Dinho acredita que muitos donos de postos foram precavidos, estocaram combustíveis e que, por isso, o consumidor não precisa pensar em guardar gasolina em casa. "A grande preocupação é com o diesel para esse fim de ano."
Competitividade
Mesmo com a variação, a relação entre o custo da gasolina e do etanol fica em 66,87% no Paraná. O biocombustível é mais vantajoso sempre que o percentual ficar abaixo de 70%, o que hoje só ocorre em outros quatro estados, que são Mato Grosso (65,52%), São Paulo (65,85%), Goiás (69,80%) e Mato Grosso do Sul (69,90%).
Presidente da Associação de Produtores de Bioenergia do Estado do Paraná, Miguel Tranin afirma que já seria comum o reajuste do preço do etanol em dezembro, porque o setor entra em entressafra. "Algumas correções são feitas nessa época, mas esse aumento não está atrelado ao outro (da gasolina)", diz.
Tranin, porém, não vê grande vantagem no reajuste da gasolina. "Como também houve aumento de 8% no preços do diesel, isso afeta nossos custos de transporte e praticamente anula qualquer melhoria de competitividade."
Para o presidente da Alcopar, somente uma elevação de 10% nos preços da gasolina atenderia as necessidades do setor sucroalcooleiro. "Mas não sei se seria a melhor solução, porque prejudicaria o consumidor. Talvez fosse melhor aumentar a incidência de tributos sobre a gasolina, como a Cide, porque a desoneração beneficiou apenas a refinaria."

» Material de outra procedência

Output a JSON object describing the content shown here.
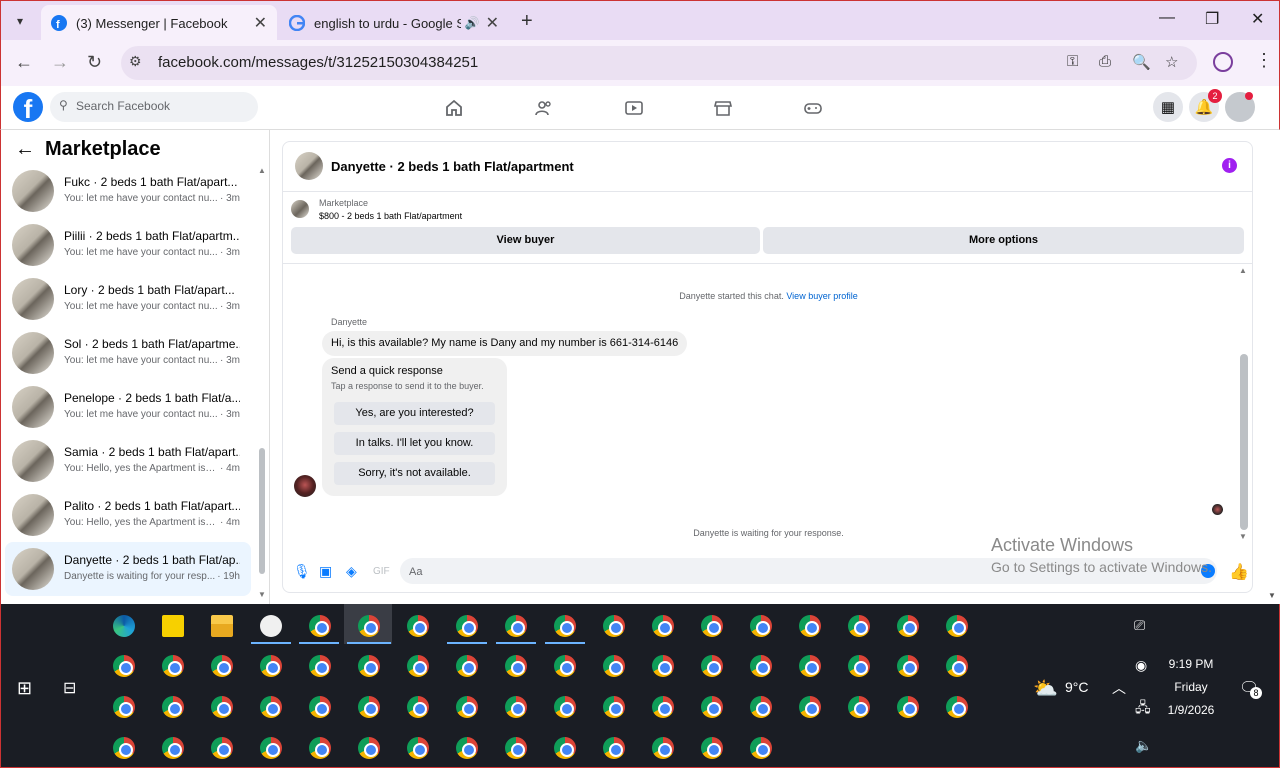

Ele lembra ainda que o setor criou um grupo de estudos, que debate com o governo propostas como criar um marco regulatório para dar segurança ao setor e aos investidores, reduzir tributos sobre a produção de álcool e formar uma parceria com a Empresa Brasileira de Pesquisa Agropecuária (Embrapa), para ampliar a pesquisa sobre a cana. "São produzidos hoje 7 mil litros de álcool por hectare e sabemos que poderia chegar a 12 mil", diz Tranin.
Sem investimentos, ele afirma que a renovação dos canaviais ficou aquém do esperado. "Deveria ser de 20% ao ano e ficamos em 17%. Isso diminui a produtividade."